A legal challenge has been launched by The App Drivers & Couriers Union in a bid to understand how the company’s algorithms assign drivers with ride requests. Further transparency is wanted by the union from Uber in regards to how the data the firm collects has an impact on taxi drivers, and whether this leads to some being favoured over others.
The ride-hailing company has always explicitly stated that it does not manage its self-employed drivers. Whereas, the union believes that Uber monitors drivers’ performance. It goes on to claim that the company is noting late arrival incidents, customer complaints about attitude or inappropriate behaviour against driver profiles and cancelled jobs.
Anton Ekker, the privacy lawyer leading the case, told the Guardian: “This is about the distribution of power, it’s about Uber exerting control through data and automated decision-making, and how it is blocking access to that.”
All Uber drivers have the right to access their profiling data under GDPR regulations, argues the union. The data can effectively evaluate a worker’s attitude, behaviour, reliability and the number of late arrivals and cancellations they have had while working in collaboration with the taxi firm.

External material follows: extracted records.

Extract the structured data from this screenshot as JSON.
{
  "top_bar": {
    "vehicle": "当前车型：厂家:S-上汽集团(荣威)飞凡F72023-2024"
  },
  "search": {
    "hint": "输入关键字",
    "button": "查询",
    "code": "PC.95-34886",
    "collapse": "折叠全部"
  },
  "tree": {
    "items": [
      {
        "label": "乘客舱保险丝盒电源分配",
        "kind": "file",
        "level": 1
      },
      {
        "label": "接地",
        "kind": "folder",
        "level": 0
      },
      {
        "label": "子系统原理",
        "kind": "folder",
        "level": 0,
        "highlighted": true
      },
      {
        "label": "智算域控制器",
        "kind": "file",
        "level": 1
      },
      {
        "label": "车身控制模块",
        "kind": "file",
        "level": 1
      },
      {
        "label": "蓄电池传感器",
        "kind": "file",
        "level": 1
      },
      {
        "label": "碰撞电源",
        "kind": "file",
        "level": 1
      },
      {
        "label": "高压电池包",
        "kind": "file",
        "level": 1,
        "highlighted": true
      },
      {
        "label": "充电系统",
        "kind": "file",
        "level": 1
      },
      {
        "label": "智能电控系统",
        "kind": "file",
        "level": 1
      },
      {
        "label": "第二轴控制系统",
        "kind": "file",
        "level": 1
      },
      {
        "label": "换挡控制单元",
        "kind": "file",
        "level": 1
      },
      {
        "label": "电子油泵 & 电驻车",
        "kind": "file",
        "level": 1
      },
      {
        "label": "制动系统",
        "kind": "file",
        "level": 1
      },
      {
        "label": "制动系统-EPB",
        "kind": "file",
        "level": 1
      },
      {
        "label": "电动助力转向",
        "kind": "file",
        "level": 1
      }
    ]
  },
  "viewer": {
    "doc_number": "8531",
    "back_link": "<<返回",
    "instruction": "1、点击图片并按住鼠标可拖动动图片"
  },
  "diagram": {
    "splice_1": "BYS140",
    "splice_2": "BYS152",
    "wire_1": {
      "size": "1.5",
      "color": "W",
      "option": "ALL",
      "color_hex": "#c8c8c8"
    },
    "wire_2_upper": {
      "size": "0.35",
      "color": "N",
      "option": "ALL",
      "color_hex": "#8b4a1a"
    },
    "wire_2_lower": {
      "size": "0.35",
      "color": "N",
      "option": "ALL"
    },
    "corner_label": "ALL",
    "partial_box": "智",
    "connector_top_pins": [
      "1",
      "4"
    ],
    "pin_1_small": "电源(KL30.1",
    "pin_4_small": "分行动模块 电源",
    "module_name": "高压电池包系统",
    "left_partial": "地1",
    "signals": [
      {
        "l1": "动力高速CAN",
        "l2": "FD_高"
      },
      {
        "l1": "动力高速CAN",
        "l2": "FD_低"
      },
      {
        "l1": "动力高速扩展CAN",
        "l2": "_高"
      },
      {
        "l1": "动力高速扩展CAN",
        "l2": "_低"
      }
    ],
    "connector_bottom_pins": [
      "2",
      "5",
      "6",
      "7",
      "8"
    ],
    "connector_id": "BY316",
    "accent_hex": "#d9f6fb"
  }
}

UK-based drivers Azeem Hanif and Alfie Wellcoat, two of Uber’s members allege that the company has failed to fulfil its obligations in its response to the requests they have made. The district court in Amsterdam, where Uber’s headquarters are located, is being asked by the group to order Uber to comply with data protection regulations.
An Uber spokesman stated that the taxi company endeavoured to ensure requests were fulfilled for personal data that individuals were entitled to on a legal basis. “We will give explanations when we cannot provide certain data, such as when it doesn’t exist or disclosing it would infringe on the rights of another person under GDPR. Under the law, individuals have the right to escalate their concerns by contacting Uber’s data protection officer or their national data protection authority for additional review,” it said.
This news all comes at a time when Uber is making preparations to attempt to overturn a UK court ruling that its drivers are workers instead of being independent contractors. On Tuesday, the firm’s appeal started at the Supreme Court, it will argue that it is not an employer and believes that drivers are members.
It is estimated that the UK’s gig economy employs around 4.7 million people. Any ruling is highly likely to have significant implications for the sector’s future. Uber also offers food delivery through Uber Eats, a subsidiary of the company.